Barbara Coloroso (2003:44) : Bullying adalah tindakan
bermusuhan yang dilakukan secara sadar dan disengaja yang bertujuan untuk
menyakiti, seperti menakuti melalui ancaman agresi dan menimbulkan terror.
Termasuk juga tindakan yang direncanakan maupun yang spontan bersifat nyata
atau hampir tidak terlihat, dihadapan seseorang atau di belakang seseorang,
mudah untuk diidentifikasi atau terselubung dibalik persahabatan, dilakukan
oleh seorang anak atau kelompok anak.
Banyak para ahli yang mengemukakan pendapatnya
mengenai bullying. Seperti pendapat Olweus (1993) dalam
pikiran rakyat, 5 Juli 2007: “Bullying can consist of any action that is used
to hurt another child repeatedly and without cause”. Bullying merupakan
perilaku yang ditujukan untuk melukai siswa lain secara terus-menerus dan tanpa
sebab. Sedangkan menurut Rigby (2005; dalam Anesty, 2009) merumuskan bahwa
“bullying” merupakan sebuah hasrat untuk menyakiti. Hasrat ini diperlihatkan
dalam aksi, menyebabkan seseorang menderita. Aksi ini dilakukan secara langsung
oleh seseorang atau sekelompok orang yang lebih kuat, tidak bertanggung jawab,
biasanya berulang dan dilakukan dengan perasaan senang (Retno Astuti, 2008:
3).Riauskina, Djuwita, dan Soesetio (2001) mendefinisikan school bullying
sebagai perilaku agresif kekuasaan terhadap siswa yang dilakukan berulang-ulang
oleh seorang/kelompok siswa yang memiliki kekuasaan, terhadap siswa lain yang
lebih lemah dengan tujuan menyakiti orang tersebut.

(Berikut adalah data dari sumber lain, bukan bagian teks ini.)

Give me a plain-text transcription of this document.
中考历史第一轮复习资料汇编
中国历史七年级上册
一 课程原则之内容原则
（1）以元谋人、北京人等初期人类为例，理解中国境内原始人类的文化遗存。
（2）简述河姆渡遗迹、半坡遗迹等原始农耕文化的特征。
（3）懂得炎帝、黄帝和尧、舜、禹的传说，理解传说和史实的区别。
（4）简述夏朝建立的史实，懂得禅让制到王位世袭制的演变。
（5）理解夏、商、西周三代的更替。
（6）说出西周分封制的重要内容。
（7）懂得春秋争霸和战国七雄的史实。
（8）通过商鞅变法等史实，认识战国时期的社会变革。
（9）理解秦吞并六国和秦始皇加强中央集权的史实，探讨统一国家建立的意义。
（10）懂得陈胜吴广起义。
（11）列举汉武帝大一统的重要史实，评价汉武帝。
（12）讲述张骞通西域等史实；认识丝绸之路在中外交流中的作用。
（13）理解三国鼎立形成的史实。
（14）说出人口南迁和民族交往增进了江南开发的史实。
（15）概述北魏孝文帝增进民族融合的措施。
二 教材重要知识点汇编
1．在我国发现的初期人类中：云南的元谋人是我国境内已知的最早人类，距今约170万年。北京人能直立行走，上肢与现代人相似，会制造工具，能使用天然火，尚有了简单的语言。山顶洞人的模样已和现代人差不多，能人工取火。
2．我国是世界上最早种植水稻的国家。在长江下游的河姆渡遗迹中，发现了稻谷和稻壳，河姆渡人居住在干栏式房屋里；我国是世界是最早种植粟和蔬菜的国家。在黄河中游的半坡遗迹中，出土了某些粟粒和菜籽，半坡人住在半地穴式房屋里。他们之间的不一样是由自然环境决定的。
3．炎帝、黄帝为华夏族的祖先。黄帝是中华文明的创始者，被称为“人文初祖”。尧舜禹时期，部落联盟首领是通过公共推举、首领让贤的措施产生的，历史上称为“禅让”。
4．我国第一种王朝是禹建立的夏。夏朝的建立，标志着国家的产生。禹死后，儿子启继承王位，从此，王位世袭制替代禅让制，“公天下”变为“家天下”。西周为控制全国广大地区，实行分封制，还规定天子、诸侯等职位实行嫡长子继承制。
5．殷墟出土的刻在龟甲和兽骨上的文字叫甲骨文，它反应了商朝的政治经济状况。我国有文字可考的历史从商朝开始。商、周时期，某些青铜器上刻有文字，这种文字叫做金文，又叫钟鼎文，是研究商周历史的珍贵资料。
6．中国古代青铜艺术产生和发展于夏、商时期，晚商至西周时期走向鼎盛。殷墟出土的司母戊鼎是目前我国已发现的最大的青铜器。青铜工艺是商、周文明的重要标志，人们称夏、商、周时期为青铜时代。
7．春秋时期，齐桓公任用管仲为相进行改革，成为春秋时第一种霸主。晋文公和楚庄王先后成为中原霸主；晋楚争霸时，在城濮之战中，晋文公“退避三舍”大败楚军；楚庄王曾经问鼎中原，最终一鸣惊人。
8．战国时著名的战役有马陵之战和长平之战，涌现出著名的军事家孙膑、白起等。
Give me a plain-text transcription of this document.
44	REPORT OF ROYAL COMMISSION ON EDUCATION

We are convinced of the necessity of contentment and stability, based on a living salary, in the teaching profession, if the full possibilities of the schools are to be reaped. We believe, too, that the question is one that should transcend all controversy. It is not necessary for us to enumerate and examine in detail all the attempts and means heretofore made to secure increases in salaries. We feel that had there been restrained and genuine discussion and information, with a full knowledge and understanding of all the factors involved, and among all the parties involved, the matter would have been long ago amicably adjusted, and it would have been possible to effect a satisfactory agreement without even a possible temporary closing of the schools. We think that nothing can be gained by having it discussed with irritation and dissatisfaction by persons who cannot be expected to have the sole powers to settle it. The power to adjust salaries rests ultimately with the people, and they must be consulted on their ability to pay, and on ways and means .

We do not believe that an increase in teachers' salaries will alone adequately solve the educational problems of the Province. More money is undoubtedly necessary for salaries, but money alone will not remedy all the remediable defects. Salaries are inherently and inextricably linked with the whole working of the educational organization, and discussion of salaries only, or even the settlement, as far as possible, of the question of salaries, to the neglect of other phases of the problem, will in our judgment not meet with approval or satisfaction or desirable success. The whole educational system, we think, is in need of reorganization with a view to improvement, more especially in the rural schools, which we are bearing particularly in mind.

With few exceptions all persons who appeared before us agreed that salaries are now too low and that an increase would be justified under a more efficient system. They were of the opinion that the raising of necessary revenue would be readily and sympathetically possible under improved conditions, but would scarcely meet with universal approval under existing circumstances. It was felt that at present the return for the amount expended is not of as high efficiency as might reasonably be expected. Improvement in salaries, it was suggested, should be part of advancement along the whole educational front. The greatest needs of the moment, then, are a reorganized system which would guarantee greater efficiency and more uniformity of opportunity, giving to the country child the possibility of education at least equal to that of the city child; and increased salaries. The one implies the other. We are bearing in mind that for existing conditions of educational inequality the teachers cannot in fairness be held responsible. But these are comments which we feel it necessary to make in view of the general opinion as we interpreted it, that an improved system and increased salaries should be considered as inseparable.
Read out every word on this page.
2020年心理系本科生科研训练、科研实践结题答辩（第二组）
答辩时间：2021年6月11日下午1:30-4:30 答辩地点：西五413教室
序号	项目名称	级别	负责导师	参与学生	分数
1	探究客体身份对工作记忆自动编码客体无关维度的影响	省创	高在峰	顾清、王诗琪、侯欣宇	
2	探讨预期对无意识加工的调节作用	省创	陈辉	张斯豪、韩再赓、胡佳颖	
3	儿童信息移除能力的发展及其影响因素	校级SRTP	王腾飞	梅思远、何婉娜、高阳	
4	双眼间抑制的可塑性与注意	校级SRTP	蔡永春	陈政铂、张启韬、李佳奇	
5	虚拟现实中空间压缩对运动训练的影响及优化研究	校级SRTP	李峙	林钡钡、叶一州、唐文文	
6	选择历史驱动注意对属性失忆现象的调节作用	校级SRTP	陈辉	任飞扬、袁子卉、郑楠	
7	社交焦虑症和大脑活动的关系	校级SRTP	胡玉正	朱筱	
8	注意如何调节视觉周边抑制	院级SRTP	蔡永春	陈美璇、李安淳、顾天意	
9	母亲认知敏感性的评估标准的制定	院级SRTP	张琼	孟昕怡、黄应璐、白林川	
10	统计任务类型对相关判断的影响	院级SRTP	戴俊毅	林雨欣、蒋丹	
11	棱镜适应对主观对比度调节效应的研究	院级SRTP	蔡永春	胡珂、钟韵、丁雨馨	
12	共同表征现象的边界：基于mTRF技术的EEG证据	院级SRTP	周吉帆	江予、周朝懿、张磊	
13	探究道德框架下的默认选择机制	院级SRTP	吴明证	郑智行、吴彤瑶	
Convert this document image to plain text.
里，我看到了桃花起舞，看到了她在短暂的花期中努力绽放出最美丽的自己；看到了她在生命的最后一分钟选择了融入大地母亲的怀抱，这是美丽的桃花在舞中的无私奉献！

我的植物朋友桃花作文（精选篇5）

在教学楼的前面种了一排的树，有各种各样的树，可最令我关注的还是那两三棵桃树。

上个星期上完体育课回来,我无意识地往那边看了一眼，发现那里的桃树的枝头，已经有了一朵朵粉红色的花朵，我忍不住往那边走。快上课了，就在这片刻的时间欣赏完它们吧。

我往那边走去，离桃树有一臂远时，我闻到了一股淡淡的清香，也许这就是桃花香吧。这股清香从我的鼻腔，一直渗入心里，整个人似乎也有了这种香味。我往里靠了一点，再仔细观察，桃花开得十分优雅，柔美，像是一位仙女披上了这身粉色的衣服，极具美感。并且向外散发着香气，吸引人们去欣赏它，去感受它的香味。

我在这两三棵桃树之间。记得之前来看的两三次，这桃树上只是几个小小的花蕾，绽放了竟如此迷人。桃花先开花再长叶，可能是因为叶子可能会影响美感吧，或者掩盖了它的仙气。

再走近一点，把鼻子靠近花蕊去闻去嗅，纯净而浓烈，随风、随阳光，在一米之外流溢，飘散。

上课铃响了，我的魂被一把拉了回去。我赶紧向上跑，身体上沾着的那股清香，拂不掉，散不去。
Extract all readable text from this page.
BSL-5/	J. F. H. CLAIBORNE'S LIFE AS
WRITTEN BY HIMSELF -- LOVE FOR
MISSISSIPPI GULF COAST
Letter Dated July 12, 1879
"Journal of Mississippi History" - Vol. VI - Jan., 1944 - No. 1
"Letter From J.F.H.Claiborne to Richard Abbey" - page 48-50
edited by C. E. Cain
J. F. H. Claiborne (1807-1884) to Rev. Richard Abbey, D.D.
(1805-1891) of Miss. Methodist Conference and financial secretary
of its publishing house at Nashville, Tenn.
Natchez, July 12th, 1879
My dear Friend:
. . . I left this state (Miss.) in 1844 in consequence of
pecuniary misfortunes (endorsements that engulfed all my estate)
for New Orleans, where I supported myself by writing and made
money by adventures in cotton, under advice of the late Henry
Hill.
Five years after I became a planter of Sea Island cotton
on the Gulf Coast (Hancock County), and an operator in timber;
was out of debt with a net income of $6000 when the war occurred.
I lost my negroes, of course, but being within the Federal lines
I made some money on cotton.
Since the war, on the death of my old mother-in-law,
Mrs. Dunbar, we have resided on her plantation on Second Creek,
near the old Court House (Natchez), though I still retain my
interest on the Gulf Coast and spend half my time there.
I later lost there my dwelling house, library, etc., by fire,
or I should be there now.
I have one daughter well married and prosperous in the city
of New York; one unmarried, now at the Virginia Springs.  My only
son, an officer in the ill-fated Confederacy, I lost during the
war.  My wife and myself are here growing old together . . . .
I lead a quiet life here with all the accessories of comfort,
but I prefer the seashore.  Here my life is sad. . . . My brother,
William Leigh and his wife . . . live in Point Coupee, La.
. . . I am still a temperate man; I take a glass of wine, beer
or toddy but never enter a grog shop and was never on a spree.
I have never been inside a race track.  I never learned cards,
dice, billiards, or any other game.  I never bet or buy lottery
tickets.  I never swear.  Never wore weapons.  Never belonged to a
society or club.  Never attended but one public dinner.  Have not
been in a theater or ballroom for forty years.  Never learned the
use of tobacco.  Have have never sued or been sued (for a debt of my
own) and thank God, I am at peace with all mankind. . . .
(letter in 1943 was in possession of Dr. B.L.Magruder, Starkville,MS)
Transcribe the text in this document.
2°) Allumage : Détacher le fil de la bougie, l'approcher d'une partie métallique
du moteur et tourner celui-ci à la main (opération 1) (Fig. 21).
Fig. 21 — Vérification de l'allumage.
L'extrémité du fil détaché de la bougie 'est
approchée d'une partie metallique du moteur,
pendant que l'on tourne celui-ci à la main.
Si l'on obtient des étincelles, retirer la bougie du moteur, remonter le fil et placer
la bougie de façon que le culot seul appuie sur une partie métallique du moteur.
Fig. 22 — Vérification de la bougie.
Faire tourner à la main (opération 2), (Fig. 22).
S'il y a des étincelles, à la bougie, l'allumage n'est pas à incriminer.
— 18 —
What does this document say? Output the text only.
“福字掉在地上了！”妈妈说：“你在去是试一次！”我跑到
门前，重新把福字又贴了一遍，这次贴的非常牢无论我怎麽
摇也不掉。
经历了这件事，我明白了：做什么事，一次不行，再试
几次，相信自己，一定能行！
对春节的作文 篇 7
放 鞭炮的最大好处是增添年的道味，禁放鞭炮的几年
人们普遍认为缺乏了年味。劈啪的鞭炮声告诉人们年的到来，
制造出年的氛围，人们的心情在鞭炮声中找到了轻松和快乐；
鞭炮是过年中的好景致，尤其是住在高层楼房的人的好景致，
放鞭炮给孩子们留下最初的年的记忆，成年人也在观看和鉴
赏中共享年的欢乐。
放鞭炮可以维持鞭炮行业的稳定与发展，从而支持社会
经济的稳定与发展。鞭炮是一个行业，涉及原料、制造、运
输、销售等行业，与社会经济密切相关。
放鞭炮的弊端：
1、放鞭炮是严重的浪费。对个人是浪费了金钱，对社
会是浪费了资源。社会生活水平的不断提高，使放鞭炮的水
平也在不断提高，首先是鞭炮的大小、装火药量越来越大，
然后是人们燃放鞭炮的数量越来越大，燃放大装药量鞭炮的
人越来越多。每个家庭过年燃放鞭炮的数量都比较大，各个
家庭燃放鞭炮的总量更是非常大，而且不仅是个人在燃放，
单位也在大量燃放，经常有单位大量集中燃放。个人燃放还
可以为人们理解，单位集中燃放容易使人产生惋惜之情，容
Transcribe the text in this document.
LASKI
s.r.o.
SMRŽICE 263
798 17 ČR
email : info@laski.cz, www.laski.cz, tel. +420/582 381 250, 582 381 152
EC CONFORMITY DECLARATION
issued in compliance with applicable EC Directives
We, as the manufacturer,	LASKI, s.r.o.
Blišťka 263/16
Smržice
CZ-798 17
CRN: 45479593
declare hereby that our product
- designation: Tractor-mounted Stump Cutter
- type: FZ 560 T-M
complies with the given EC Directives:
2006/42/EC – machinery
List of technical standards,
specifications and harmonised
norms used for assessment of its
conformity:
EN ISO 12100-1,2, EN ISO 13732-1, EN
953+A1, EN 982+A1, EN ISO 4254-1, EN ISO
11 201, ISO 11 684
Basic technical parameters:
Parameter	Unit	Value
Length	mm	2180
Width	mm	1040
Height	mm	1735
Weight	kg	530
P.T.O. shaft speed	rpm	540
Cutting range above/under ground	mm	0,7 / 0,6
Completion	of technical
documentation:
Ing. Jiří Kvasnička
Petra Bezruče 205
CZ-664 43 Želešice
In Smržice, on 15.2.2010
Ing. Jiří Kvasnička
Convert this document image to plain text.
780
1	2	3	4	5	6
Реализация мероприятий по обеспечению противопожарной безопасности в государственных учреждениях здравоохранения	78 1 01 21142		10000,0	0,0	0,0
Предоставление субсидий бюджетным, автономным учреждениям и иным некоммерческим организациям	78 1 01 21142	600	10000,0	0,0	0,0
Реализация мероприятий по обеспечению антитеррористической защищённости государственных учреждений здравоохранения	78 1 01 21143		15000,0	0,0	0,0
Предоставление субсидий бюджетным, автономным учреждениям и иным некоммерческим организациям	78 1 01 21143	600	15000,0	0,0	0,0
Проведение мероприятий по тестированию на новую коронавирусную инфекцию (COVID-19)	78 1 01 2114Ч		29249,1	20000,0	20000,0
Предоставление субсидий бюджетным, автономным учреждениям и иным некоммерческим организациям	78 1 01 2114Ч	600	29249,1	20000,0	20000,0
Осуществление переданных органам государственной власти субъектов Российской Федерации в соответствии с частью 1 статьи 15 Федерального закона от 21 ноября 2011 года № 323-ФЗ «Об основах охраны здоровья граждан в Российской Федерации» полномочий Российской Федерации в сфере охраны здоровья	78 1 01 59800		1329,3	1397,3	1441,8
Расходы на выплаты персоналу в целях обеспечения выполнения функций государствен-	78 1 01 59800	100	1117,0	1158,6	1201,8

Beberapa ahli meragukan pengertian-pengertian di atas
bahwa bullying hanya sekedar keinginan untuk menyakiti orang
lain, mereka memandang bahwa “keinginan untuk menyakiti seseorang” dan
“benar-be nar menyakiti seseorang” merupakan dua hal yang jelas berbeda. Oleh
karena itu beberapa ahli psikologi menambahkan bahwa bullying merupakan
sesuatu yang dilakukan bukan sekedar dipikirkan oleh pelakunya, keinginan untuk
menyakiti orang lain dalam bullying selalu diikuti oleh tindakan negatif.
Dari
berbagai definisi di atas dapat disimpulkan bahwa bullying merupakan
serangan berulang secara fisik, psikologis, sosial, ataupun verbal, yang
dilakukan dalam posisi kekuatan yang secara situasional didefinisikan untuk
keuntungan atau kepuasan mereka sendiri. Bullying merupakan
bentuk awal dari perilaku agresif yaitu tingkah laku yang kasar. Bisa secara
fisik, psikis, melalui kata-kata, ataupun kombinasi dari ketiganya. Hal itu
bisa dilakukan oleh kelompok atau individu. Pelaku mengambil keuntungan dari
orang lain yang dilihatnya mudah diserang. Tindakannya bisa dengan mengejek
nama, korban diganggu atau diasingkan dan dapat merugikan korban.
Bullying dapat
terjadi dimana saja, di perkotaan, pedesaan, sekolah negeri, sekolah swasta, di
waktu sekolah maupun di luar waktu sekolah. Bullying terjadi karena
interaksi dari berbagai faktor yang dapat berasal dari pelaku, korban, dan
lingkungan dimana bullying tersebut terjadi.
Pada
umumnya, anak-anak korban bullying memiliki salah satu atau beberapa
faktor resiko berikut:
- Dianggap “berbeda”, misalnya memiliki ciri fisik tertentu yang mencolok seperti lebih kurus, gemuk, tinggi, atau pendek dibandingkan dengan yang lain, berbeda dalam status ekonomi, memiliki hobi yang tidak lazim, atau menjadi siswa/siswi baru.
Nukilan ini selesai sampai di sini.